A confronto sul divano

A confronto sul divano

Pomeriggio di studio e approfondimento sui significati e sulle implicazioni dell’integrazione

di Roberto Carnevali

Il 26 novembre si è tenuto a Busto Arsizio, presso villa Calcaterra, organizzato dalla Scuola di Psicoterapia Integrata e di Comunità nell’ambito delle Giornate di chiusura dell’anno formativo 2022, un incontro con Giorgio G. Alberti, Roberto Carnevali e Alessandra Micheloni, nel quale si è dibattuto sui significati e le implicazioni cliniche dell’integrazione. I tre relatori parteciperanno ad aprile 2023 al congresso “Psicoterapia Relazionale Integrata, modelli formativi e pratica clinica a confronto”, e questo dibattito, coordinato dalla direttrice didattica della Scuola, Chiara Massazza, che a sua volta parteciperà al congresso di aprile, ha rappresentato una prima occasione per aprire un discorso sull’integrazione in psicoterapia, offrendo alcuni spunti che nel corso di questi mesi verranno sviluppati in varie modalità.

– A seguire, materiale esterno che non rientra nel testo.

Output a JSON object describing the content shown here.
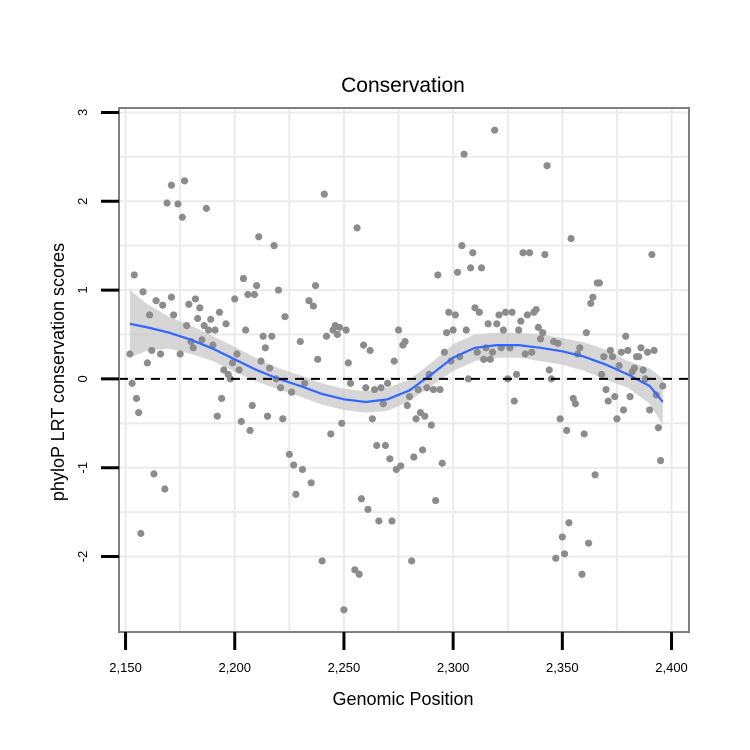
{
  "chart_data": {
    "type": "scatter",
    "title": "Conservation",
    "xlabel": "Genomic Position",
    "ylabel": "phyloP LRT conservation scores",
    "xlim": [
      2147,
      2408
    ],
    "ylim": [
      -2.85,
      3.05
    ],
    "x_ticks": [
      2150,
      2200,
      2250,
      2300,
      2350,
      2400
    ],
    "x_tick_labels": [
      "2,150",
      "2,200",
      "2,250",
      "2,300",
      "2,350",
      "2,400"
    ],
    "y_ticks": [
      -2,
      -1,
      0,
      1,
      2,
      3
    ],
    "y_tick_labels": [
      "-2",
      "-1",
      "0",
      "1",
      "2",
      "3"
    ],
    "grid": true,
    "legend": "none",
    "reference_line": {
      "y": 0,
      "style": "dashed",
      "color": "#000000"
    },
    "colors": {
      "points": "#8c8c8c",
      "smooth_line": "#3366ff",
      "confidence_band": "#c8c8c8",
      "panel_border": "#7f7f7f",
      "grid": "#ebebeb"
    },
    "series": [
      {
        "type": "scatter",
        "points": [
          [
            2152,
            0.28
          ],
          [
            2153,
            -0.05
          ],
          [
            2154,
            1.17
          ],
          [
            2155,
            -0.22
          ],
          [
            2156,
            -0.38
          ],
          [
            2157,
            -1.74
          ],
          [
            2158,
            0.98
          ],
          [
            2160,
            0.18
          ],
          [
            2161,
            0.72
          ],
          [
            2162,
            0.32
          ],
          [
            2163,
            -1.07
          ],
          [
            2164,
            0.88
          ],
          [
            2166,
            0.28
          ],
          [
            2167,
            0.83
          ],
          [
            2168,
            -1.24
          ],
          [
            2169,
            1.98
          ],
          [
            2171,
            0.92
          ],
          [
            2171,
            2.18
          ],
          [
            2172,
            0.72
          ],
          [
            2174,
            1.97
          ],
          [
            2175,
            0.28
          ],
          [
            2176,
            1.82
          ],
          [
            2177,
            2.23
          ],
          [
            2178,
            0.6
          ],
          [
            2179,
            0.84
          ],
          [
            2180,
            0.42
          ],
          [
            2181,
            0.35
          ],
          [
            2182,
            0.9
          ],
          [
            2183,
            0.68
          ],
          [
            2184,
            0.8
          ],
          [
            2185,
            0.44
          ],
          [
            2186,
            0.6
          ],
          [
            2187,
            1.92
          ],
          [
            2188,
            0.55
          ],
          [
            2189,
            0.67
          ],
          [
            2190,
            0.38
          ],
          [
            2191,
            0.55
          ],
          [
            2192,
            -0.42
          ],
          [
            2193,
            0.75
          ],
          [
            2194,
            -0.22
          ],
          [
            2195,
            0.1
          ],
          [
            2196,
            0.62
          ],
          [
            2197,
            0.05
          ],
          [
            2198,
            0.0
          ],
          [
            2199,
            0.18
          ],
          [
            2200,
            0.9
          ],
          [
            2201,
            0.28
          ],
          [
            2202,
            0.1
          ],
          [
            2203,
            -0.48
          ],
          [
            2204,
            1.13
          ],
          [
            2205,
            0.55
          ],
          [
            2206,
            0.95
          ],
          [
            2207,
            -0.58
          ],
          [
            2208,
            -0.3
          ],
          [
            2209,
            0.95
          ],
          [
            2210,
            1.05
          ],
          [
            2211,
            1.6
          ],
          [
            2212,
            0.2
          ],
          [
            2213,
            0.48
          ],
          [
            2214,
            0.35
          ],
          [
            2215,
            -0.42
          ],
          [
            2216,
            0.12
          ],
          [
            2217,
            0.48
          ],
          [
            2218,
            1.5
          ],
          [
            2219,
            0.0
          ],
          [
            2220,
            1.0
          ],
          [
            2221,
            -0.1
          ],
          [
            2222,
            -0.45
          ],
          [
            2223,
            0.7
          ],
          [
            2225,
            -0.85
          ],
          [
            2226,
            -0.15
          ],
          [
            2227,
            -0.97
          ],
          [
            2228,
            -1.3
          ],
          [
            2230,
            0.42
          ],
          [
            2231,
            -1.02
          ],
          [
            2232,
            -0.05
          ],
          [
            2234,
            0.88
          ],
          [
            2235,
            -1.17
          ],
          [
            2236,
            0.82
          ],
          [
            2237,
            1.05
          ],
          [
            2238,
            0.22
          ],
          [
            2240,
            -2.05
          ],
          [
            2241,
            2.08
          ],
          [
            2242,
            0.48
          ],
          [
            2244,
            -0.62
          ],
          [
            2245,
            0.55
          ],
          [
            2246,
            0.6
          ],
          [
            2247,
            0.5
          ],
          [
            2248,
            0.58
          ],
          [
            2249,
            -0.5
          ],
          [
            2250,
            -2.6
          ],
          [
            2251,
            0.55
          ],
          [
            2252,
            0.18
          ],
          [
            2253,
            -0.05
          ],
          [
            2255,
            -2.15
          ],
          [
            2256,
            1.7
          ],
          [
            2257,
            -2.2
          ],
          [
            2258,
            -1.35
          ],
          [
            2259,
            0.38
          ],
          [
            2260,
            -0.1
          ],
          [
            2261,
            -1.47
          ],
          [
            2262,
            0.32
          ],
          [
            2263,
            -0.45
          ],
          [
            2264,
            -0.12
          ],
          [
            2265,
            -0.75
          ],
          [
            2266,
            -1.6
          ],
          [
            2267,
            -0.1
          ],
          [
            2268,
            -0.28
          ],
          [
            2269,
            -0.75
          ],
          [
            2270,
            -0.05
          ],
          [
            2271,
            -0.9
          ],
          [
            2272,
            -1.6
          ],
          [
            2273,
            0.2
          ],
          [
            2274,
            -1.02
          ],
          [
            2275,
            0.55
          ],
          [
            2276,
            -0.98
          ],
          [
            2277,
            0.38
          ],
          [
            2278,
            0.42
          ],
          [
            2279,
            -0.3
          ],
          [
            2280,
            -0.2
          ],
          [
            2281,
            -2.05
          ],
          [
            2282,
            -0.88
          ],
          [
            2283,
            -0.45
          ],
          [
            2284,
            -0.12
          ],
          [
            2285,
            -0.38
          ],
          [
            2286,
            -0.8
          ],
          [
            2287,
            -0.42
          ],
          [
            2288,
            -0.1
          ],
          [
            2289,
            0.05
          ],
          [
            2290,
            -0.52
          ],
          [
            2291,
            -0.12
          ],
          [
            2292,
            -1.37
          ],
          [
            2293,
            1.17
          ],
          [
            2294,
            -0.12
          ],
          [
            2295,
            -0.95
          ],
          [
            2296,
            0.3
          ],
          [
            2297,
            0.52
          ],
          [
            2298,
            0.75
          ],
          [
            2299,
            0.2
          ],
          [
            2300,
            0.55
          ],
          [
            2301,
            0.72
          ],
          [
            2302,
            1.2
          ],
          [
            2303,
            0.25
          ],
          [
            2304,
            1.5
          ],
          [
            2305,
            2.53
          ],
          [
            2306,
            0.55
          ],
          [
            2307,
            0.0
          ],
          [
            2308,
            1.25
          ],
          [
            2309,
            1.42
          ],
          [
            2310,
            0.8
          ],
          [
            2311,
            0.3
          ],
          [
            2312,
            0.75
          ],
          [
            2313,
            1.25
          ],
          [
            2314,
            0.22
          ],
          [
            2315,
            0.35
          ],
          [
            2316,
            0.62
          ],
          [
            2317,
            0.22
          ],
          [
            2318,
            0.3
          ],
          [
            2319,
            2.8
          ],
          [
            2320,
            0.62
          ],
          [
            2321,
            0.72
          ],
          [
            2322,
            0.35
          ],
          [
            2323,
            0.55
          ],
          [
            2324,
            0.75
          ],
          [
            2325,
            0.0
          ],
          [
            2326,
            0.35
          ],
          [
            2327,
            0.75
          ],
          [
            2328,
            -0.25
          ],
          [
            2329,
            0.05
          ],
          [
            2330,
            0.55
          ],
          [
            2331,
            0.65
          ],
          [
            2332,
            1.42
          ],
          [
            2333,
            0.28
          ],
          [
            2334,
            0.72
          ],
          [
            2335,
            1.42
          ],
          [
            2336,
            0.3
          ],
          [
            2337,
            0.75
          ],
          [
            2338,
            0.78
          ],
          [
            2339,
            0.58
          ],
          [
            2340,
            0.45
          ],
          [
            2341,
            0.52
          ],
          [
            2342,
            1.4
          ],
          [
            2343,
            2.4
          ],
          [
            2344,
            0.1
          ],
          [
            2345,
            0.0
          ],
          [
            2346,
            0.42
          ],
          [
            2347,
            -2.02
          ],
          [
            2348,
            0.4
          ],
          [
            2349,
            -0.45
          ],
          [
            2350,
            -1.78
          ],
          [
            2351,
            -1.97
          ],
          [
            2352,
            -0.58
          ],
          [
            2353,
            -1.62
          ],
          [
            2354,
            1.58
          ],
          [
            2355,
            -0.22
          ],
          [
            2356,
            -0.28
          ],
          [
            2357,
            0.28
          ],
          [
            2358,
            0.35
          ],
          [
            2359,
            -2.2
          ],
          [
            2360,
            -0.62
          ],
          [
            2361,
            0.52
          ],
          [
            2362,
            -1.85
          ],
          [
            2363,
            0.85
          ],
          [
            2364,
            0.92
          ],
          [
            2365,
            -1.08
          ],
          [
            2366,
            1.08
          ],
          [
            2367,
            1.08
          ],
          [
            2368,
            0.05
          ],
          [
            2369,
            0.25
          ],
          [
            2370,
            -0.12
          ],
          [
            2371,
            -0.25
          ],
          [
            2372,
            0.32
          ],
          [
            2373,
            0.25
          ],
          [
            2374,
            -0.2
          ],
          [
            2375,
            -0.45
          ],
          [
            2376,
            0.15
          ],
          [
            2377,
            0.3
          ],
          [
            2378,
            -0.35
          ],
          [
            2379,
            0.48
          ],
          [
            2380,
            0.32
          ],
          [
            2381,
            -0.2
          ],
          [
            2382,
            0.08
          ],
          [
            2383,
            0.12
          ],
          [
            2384,
            0.25
          ],
          [
            2385,
            0.25
          ],
          [
            2386,
            0.35
          ],
          [
            2387,
            0.1
          ],
          [
            2388,
            0.0
          ],
          [
            2389,
            0.3
          ],
          [
            2390,
            -0.35
          ],
          [
            2391,
            1.4
          ],
          [
            2392,
            0.32
          ],
          [
            2393,
            -0.18
          ],
          [
            2394,
            -0.55
          ],
          [
            2395,
            -0.92
          ],
          [
            2396,
            -0.08
          ]
        ]
      },
      {
        "type": "line",
        "points": [
          [
            2152,
            0.62
          ],
          [
            2160,
            0.58
          ],
          [
            2170,
            0.52
          ],
          [
            2180,
            0.44
          ],
          [
            2190,
            0.34
          ],
          [
            2200,
            0.22
          ],
          [
            2210,
            0.1
          ],
          [
            2220,
            0.0
          ],
          [
            2230,
            -0.08
          ],
          [
            2240,
            -0.17
          ],
          [
            2250,
            -0.23
          ],
          [
            2260,
            -0.26
          ],
          [
            2270,
            -0.23
          ],
          [
            2280,
            -0.13
          ],
          [
            2290,
            0.05
          ],
          [
            2300,
            0.24
          ],
          [
            2310,
            0.35
          ],
          [
            2320,
            0.38
          ],
          [
            2330,
            0.38
          ],
          [
            2340,
            0.35
          ],
          [
            2350,
            0.31
          ],
          [
            2360,
            0.25
          ],
          [
            2370,
            0.16
          ],
          [
            2380,
            0.05
          ],
          [
            2390,
            -0.08
          ],
          [
            2396,
            -0.26
          ]
        ]
      },
      {
        "type": "area",
        "x": [
          2152,
          2160,
          2170,
          2180,
          2190,
          2200,
          2210,
          2220,
          2230,
          2240,
          2250,
          2260,
          2270,
          2280,
          2290,
          2300,
          2310,
          2320,
          2330,
          2340,
          2350,
          2360,
          2370,
          2380,
          2390,
          2396
        ],
        "upper": [
          1.0,
          0.84,
          0.7,
          0.6,
          0.48,
          0.36,
          0.23,
          0.12,
          0.04,
          -0.05,
          -0.11,
          -0.14,
          -0.1,
          -0.01,
          0.18,
          0.39,
          0.5,
          0.52,
          0.52,
          0.5,
          0.46,
          0.41,
          0.33,
          0.2,
          0.12,
          -0.0
        ],
        "lower": [
          0.24,
          0.32,
          0.34,
          0.28,
          0.2,
          0.08,
          -0.03,
          -0.12,
          -0.2,
          -0.29,
          -0.35,
          -0.38,
          -0.36,
          -0.25,
          -0.08,
          0.09,
          0.2,
          0.24,
          0.24,
          0.2,
          0.16,
          0.09,
          -0.01,
          -0.1,
          -0.28,
          -0.52
        ]
      }
    ]
  }
}
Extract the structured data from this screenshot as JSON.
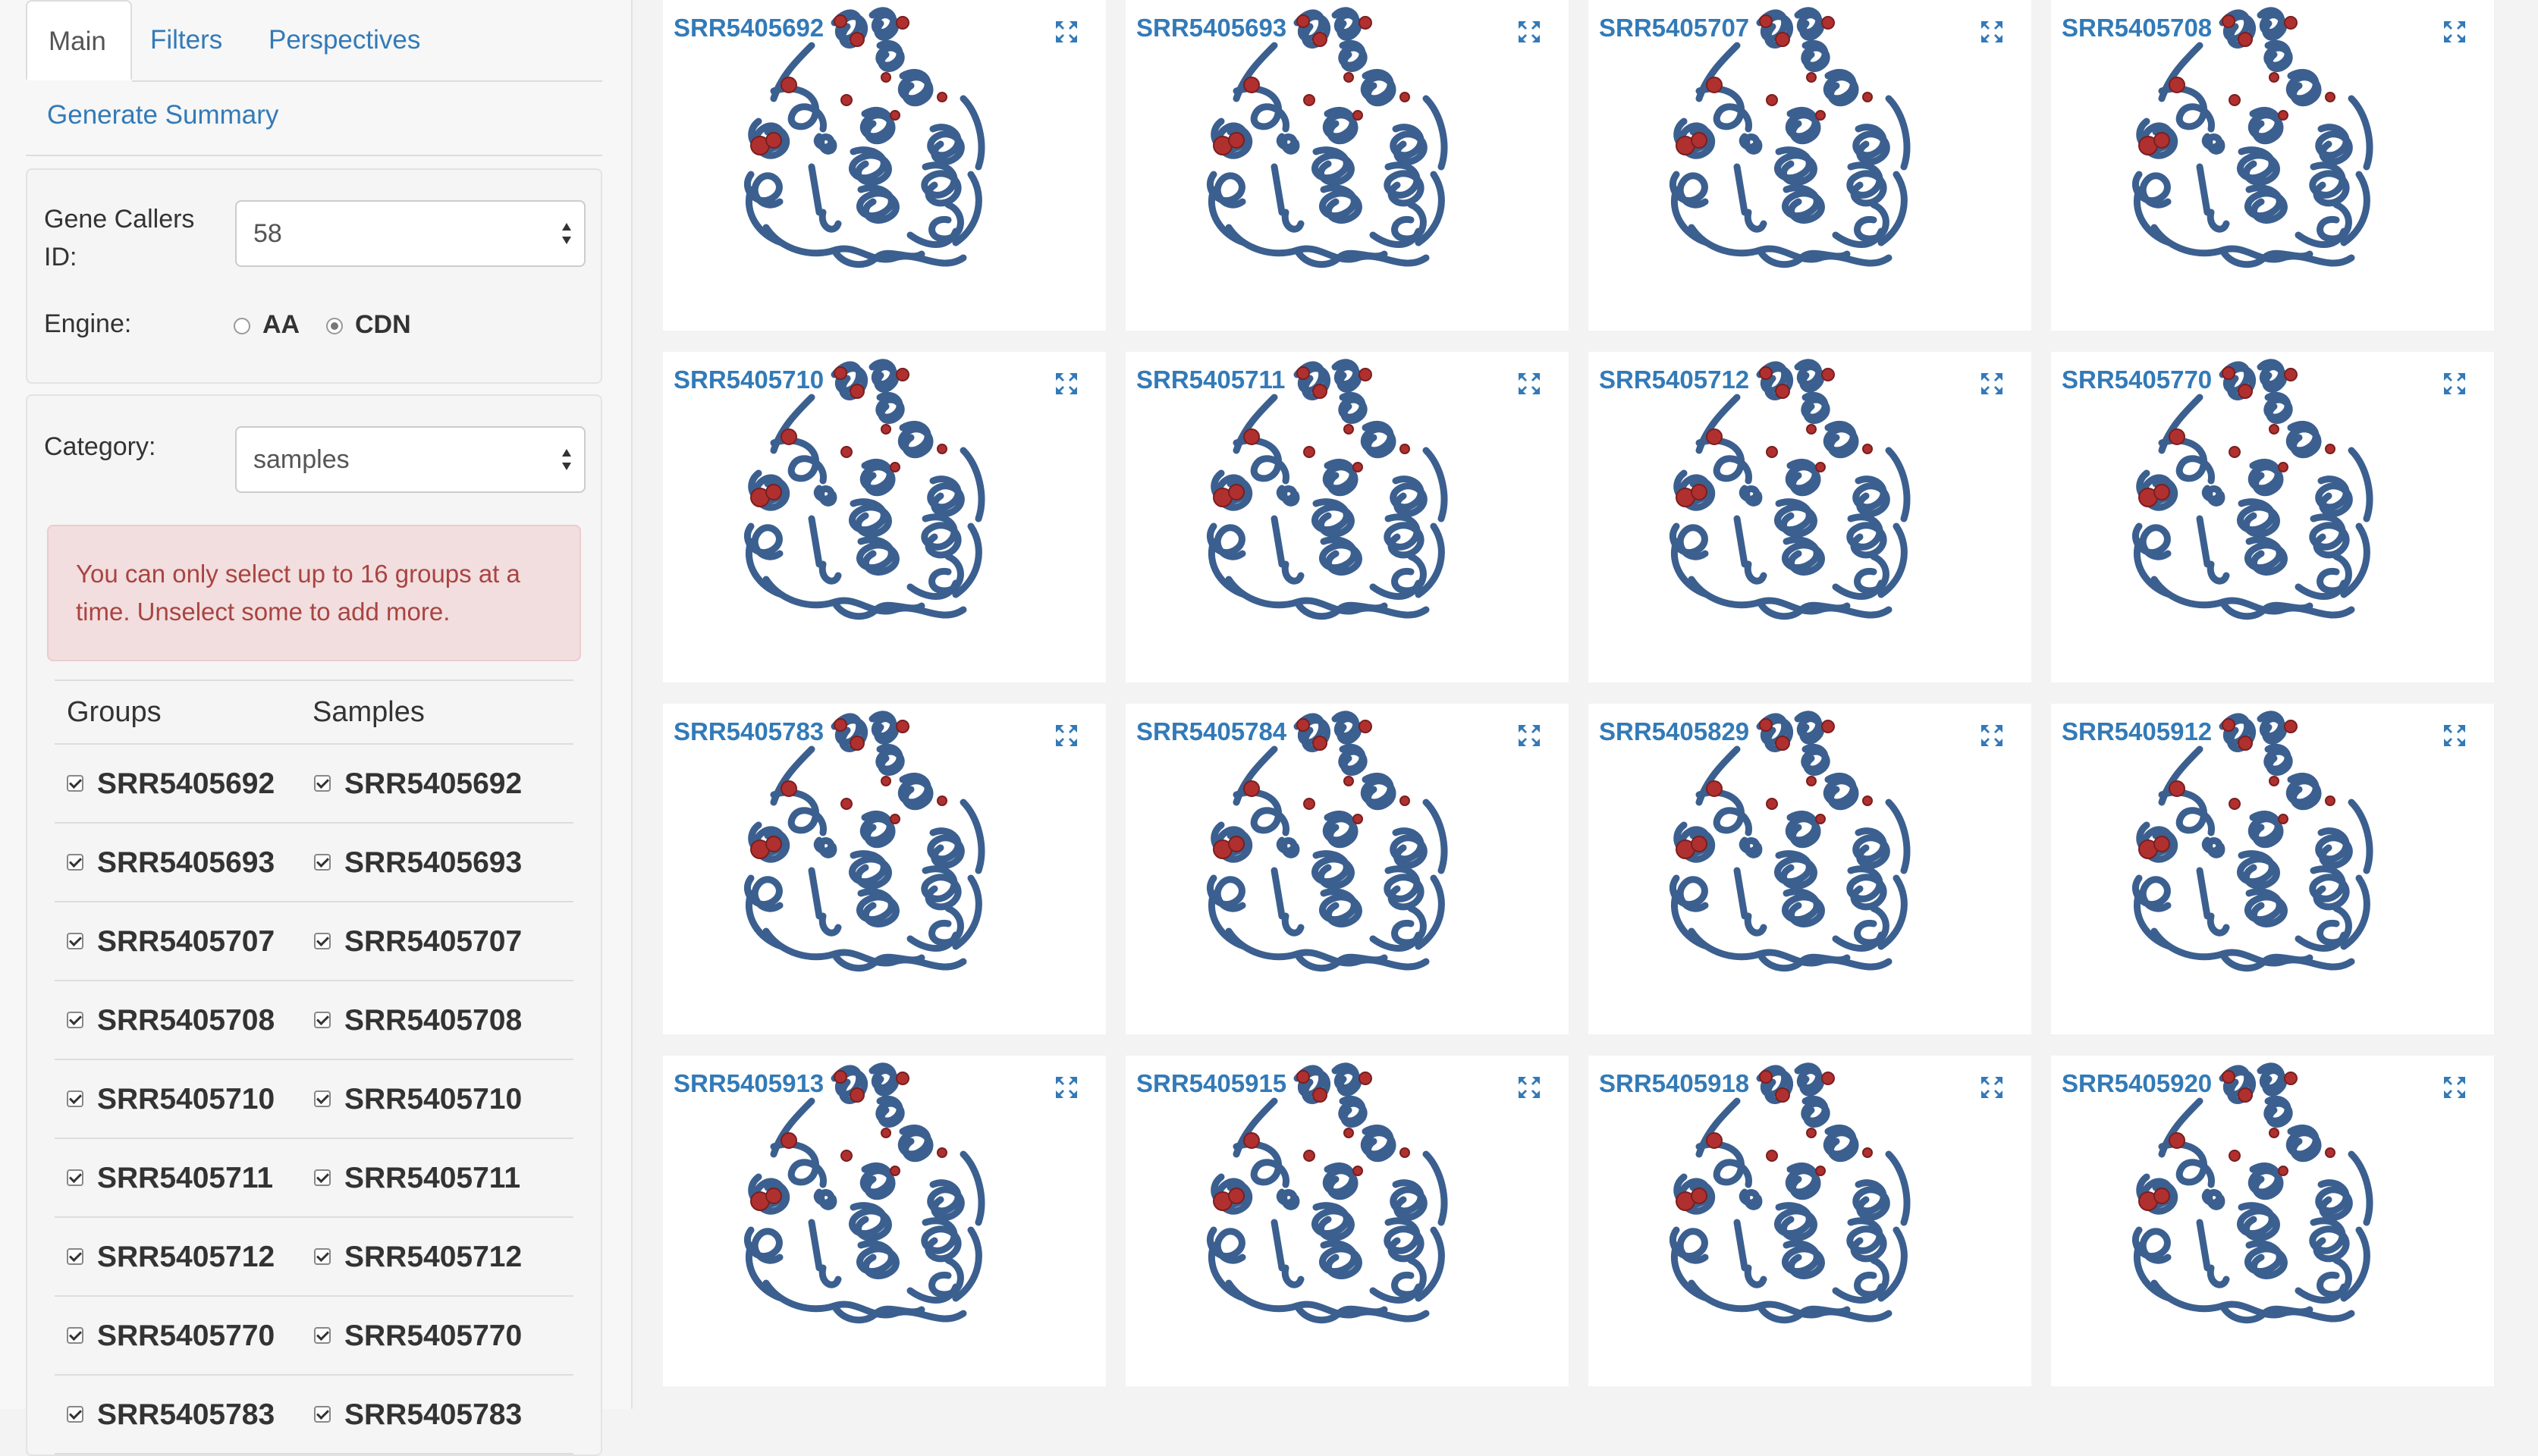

L’incontro è stato anche un’occasione per presentare il libro di Giorgio G. Alberti Teoria e pratica della psicoterapia integrativa, edito da FrancoAngeli, e il libro PSICOTERAPIA RELAZIONALE INTEGRATA, Modelli operativi e pratica clinica a confronto, edito da Psiche Libri, a cura di Roberto Carnevali e Alessandra Micheloni.
Un primo argomento che è stato oggetto di dibattito ha riguardato la differenza posta da Giorgio Alberti fra “eclettismo” e “integrazione”, sottolineando il fatto che l’integrazione necessita di un approfondimento delle varie metodologie a cui si attinge per operare in modo integrato, avendo una visione d’insieme dell’intervento che si pone in essere, mentre l’eclettismo si limita a raccogliere frammenti di varie teorie e tecniche applicandole in modo settoriale, mancando di una visione d’insieme che è invece necessaria perché l’intervento abbia un senso compiuto. La prospettiva integrata di Alberti si declina dunque nell’approfondimento della conoscenza di varie teorie e tecniche, e nella scelta operativa di applicare l’una o l’altra, a seconda dell’opportunità, nell’ambito di uno specifico intervento terapeutico. La proposta di Carnevali e Micheloni riguarda una prospettiva integrata che si fonda sul confronto di più prospettive in un lavoro d’équipe, nel quale l’integrazione è tale in quanto espressione di questo confronto che sfocia in un intervento articolato nel quale ogni membro dell’équipe gioca il proprio ruolo. Micheloni, approfondendo il discorso, ha raccontato la sua esperienza, prima di tirocinio e poi di lavoro integrato in un’équipe, evidenziando il fatto che l’integrazione è un metodo, e che non è sufficiente far parte di un’équipe per saper lavorare in modo integrato. I tre relatori sono così arrivati a concordare sul fatto che non è solo il contesto a porre i presupposti per una prospettiva integrata. Alberti ha sottolineato che il suo concetto di integrazione riguarda il lavoro terapeutico sull’individuo, mentre la proposta di Carnevali e Micheloni si fonda sul lavoro terapeutico in équipe, ma in fondo si è arrivati a concordare sul fatto che l’“approccio integrato” è un metodo, un modo di pensare e di concepire il lavoro terapeutico, contemplando la possibilità di un aprirsi al confronto in una dimensione di formazione permanente senza rinchiudersi in teorie pre-scritte alle quali attribuire un valore assoluto.
Concludo con un’affermazione che mi è cara, e che rappresenta una chiave di volta di uno stile di lavoro fondato sull’integrazione: “Uno psicoanalista può lavorare efficacemente in un’istituzione se applica la psicoanalisi nell’istituzione senza pretendere di applicare una psicoanalisi dell’istituzione”. Dico questo da psicoanalista che non ha rinunciato a sentirsi tale mantenendo aperto il confronto con altre forme di terapia, e ritengo che questa affermazione possa applicarsi ad ogni forma di terapia che non pretenda di ergersi a verità assoluta. E parlo non solo delle istituzioni che troviamo nel mondo ma anche delle nostre istituzioni interne, alle quali la psicoanalisi, e ogni buona terapia, dovrebbe saper portare costruttivamente un proprio contributo trasformativo.